Two banks from Pakistan, MCB Bank and United Bank, have sent proposals to the Reserve Bank of India for opening branches in the country.
Three Iranian banks, Bank Pasargad, Saman Bank and Parsian Bank, are also in queue, according to information made available to the Rajya Sabha.
Bank executives said bilateral trade was of interest for these banks to have a presence in India.
In the case of Iran, the lifting of sanctions has paved the way for direct relations.
Bank of Montreal (Canada), ING Bank (the Netherlands), and Busan Bank (South Korea) have also sought permission from RBI to set up branches here.
Recently, the Islamic Development Bank said it would initiate talks with RBI to allow it to introduce Islamic financing, raising of capital in accordance with Sharia law.
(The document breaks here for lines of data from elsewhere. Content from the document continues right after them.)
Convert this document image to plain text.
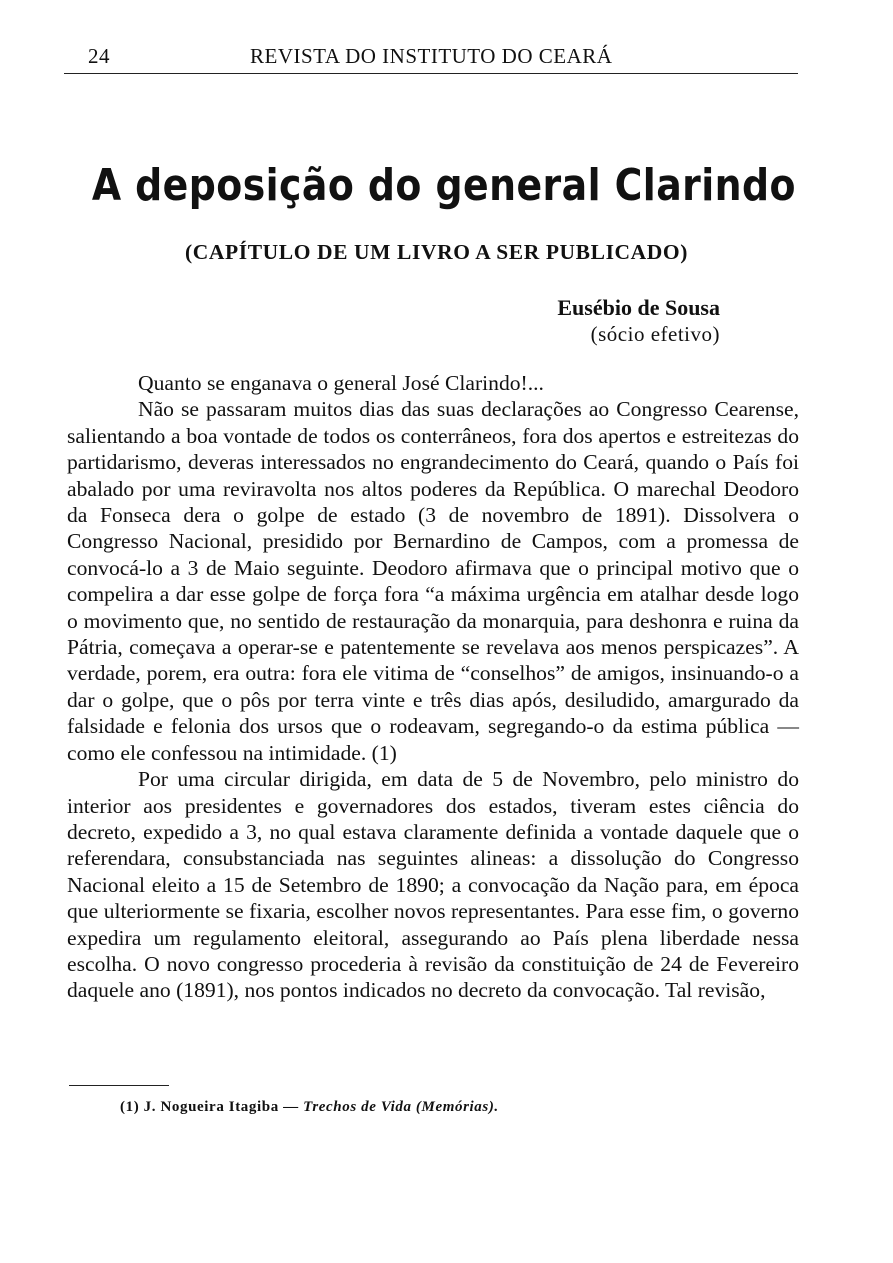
24	REVISTA DO INSTITUTO DO CEARÁ
A deposição do general Clarindo
(CAPÍTULO DE UM LIVRO A SER PUBLICADO)
Eusébio de Sousa
(sócio efetivo)

Quanto se enganava o general José Clarindo!...

Não se passaram muitos dias das suas declarações ao Congresso Cearense, salientando a boa vontade de todos os conterrâneos, fora dos apertos e estreitezas do partidarismo, deveras interessados no engrandecimento do Ceará, quando o País foi abalado por uma reviravolta nos altos poderes da República. O marechal Deodoro da Fonseca dera o golpe de estado (3 de novembro de 1891). Dissolvera o Congresso Nacional, presidido por Bernardino de Campos, com a promessa de convocá-lo a 3 de Maio seguinte. Deodoro afirmava que o principal motivo que o compelira a dar esse golpe de força fora “a máxima urgência em atalhar desde logo o movimento que, no sentido de restauração da monarquia, para deshonra e ruina da Pátria, começava a operar-se e patentemente se revelava aos menos perspicazes”. A verdade, porem, era outra: fora ele vitima de “conselhos” de amigos, insinuando-o a dar o golpe, que o pôs por terra vinte e três dias após, desiludido, amargurado da falsidade e felonia dos ursos que o rodeavam, segregando-o da estima pública — como ele confessou na intimidade. (1)

Por uma circular dirigida, em data de 5 de Novembro, pelo ministro do interior aos presidentes e governadores dos estados, tiveram estes ciência do decreto, expedido a 3, no qual estava claramente definida a vontade daquele que o referendara, consubstanciada nas seguintes alineas: a dissolução do Congresso Nacional eleito a 15 de Setembro de 1890; a convocação da Nação para, em época que ulteriormente se fixaria, escolher novos representantes. Para esse fim, o governo expedira um regulamento eleitoral, assegurando ao País plena liberdade nessa escolha. O novo congresso procederia à revisão da constituição de 24 de Fevereiro daquele ano (1891), nos pontos indicados no decreto da convocação. Tal revisão,

(1) J. Nogueira Itagiba — Trechos de Vida (Memórias).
This comes at a time when foreign banks in India have been reducing their footprint because of trouble in their home markets and rising competition from Indian banks.
Rising bad loans have forced some foreign lenders to slow down.
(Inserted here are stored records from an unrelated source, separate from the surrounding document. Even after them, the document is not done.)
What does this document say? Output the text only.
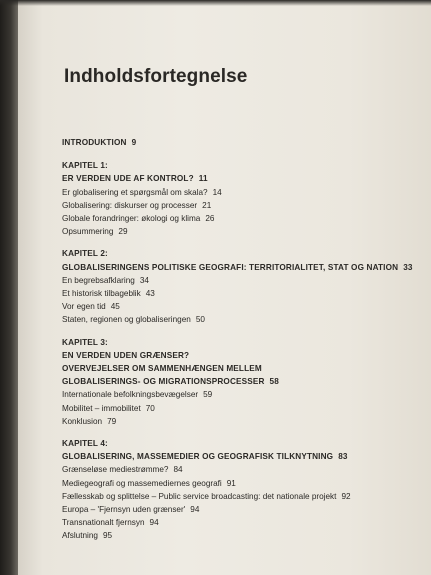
Indholdsfortegnelse
INTRODUKTION 9
KAPITEL 1:
ER VERDEN UDE AF KONTROL? 11
Er globalisering et spørgsmål om skala? 14
Globalisering: diskurser og processer 21
Globale forandringer: økologi og klima 26
Opsummering 29
KAPITEL 2:
GLOBALISERINGENS POLITISKE GEOGRAFI: TERRITORIALITET, STAT OG NATION 33
En begrebsafklaring 34
Et historisk tilbageblik 43
Vor egen tid 45
Staten, regionen og globaliseringen 50
KAPITEL 3:
EN VERDEN UDEN GRÆNSER?
OVERVEJELSER OM SAMMENHÆNGEN MELLEM
GLOBALISERINGS- OG MIGRATIONSPROCESSER 58
Internationale befolkningsbevægelser 59
Mobilitet – immobilitet 70
Konklusion 79
KAPITEL 4:
GLOBALISERING, MASSEMEDIER OG GEOGRAFISK TILKNYTNING 83
Grænseløse mediestrømme? 84
Mediegeografi og massemediernes geografi 91
Fællesskab og splittelse – Public service broadcasting: det nationale projekt 92
Europa – 'Fjernsyn uden grænser' 94
Transnationalt fjernsyn 94
Afslutning 95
Standard Chartered Bank, the largest foreign bank in India in terms of branches, has decided to reduce its unsecured retail and corporate business in the country.
HSBC has decided to shut down its private banking business and RBS has sold its private banking business.
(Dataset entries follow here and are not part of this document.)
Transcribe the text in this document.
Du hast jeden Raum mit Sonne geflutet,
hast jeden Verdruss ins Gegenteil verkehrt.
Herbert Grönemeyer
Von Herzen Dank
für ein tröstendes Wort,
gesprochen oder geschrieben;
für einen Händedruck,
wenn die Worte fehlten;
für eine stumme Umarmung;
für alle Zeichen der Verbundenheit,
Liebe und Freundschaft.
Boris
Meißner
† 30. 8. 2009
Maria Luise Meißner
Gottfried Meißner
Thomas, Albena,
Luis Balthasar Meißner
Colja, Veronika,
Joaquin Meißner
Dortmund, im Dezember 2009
Citibank has decided to shut its retail broking business. Swiss bank UBS has approached RBI with a proposal to downgrade its branch to a representative office in Mumbai.
Despite challenges, more banks want to enter India, drawn by banking potential and rising trade.
RBI has also allowed foreign banks to have a larger play in India by treating them almost on a par with local banks. If foreign banks take the subsidiary route, they are offered capital gains tax and stamp duty benefits and are allowed to acquire local banks.
India’s commitment to the World Trade Organization restricts market access to 12 branches in a year to all foreign banks taken together.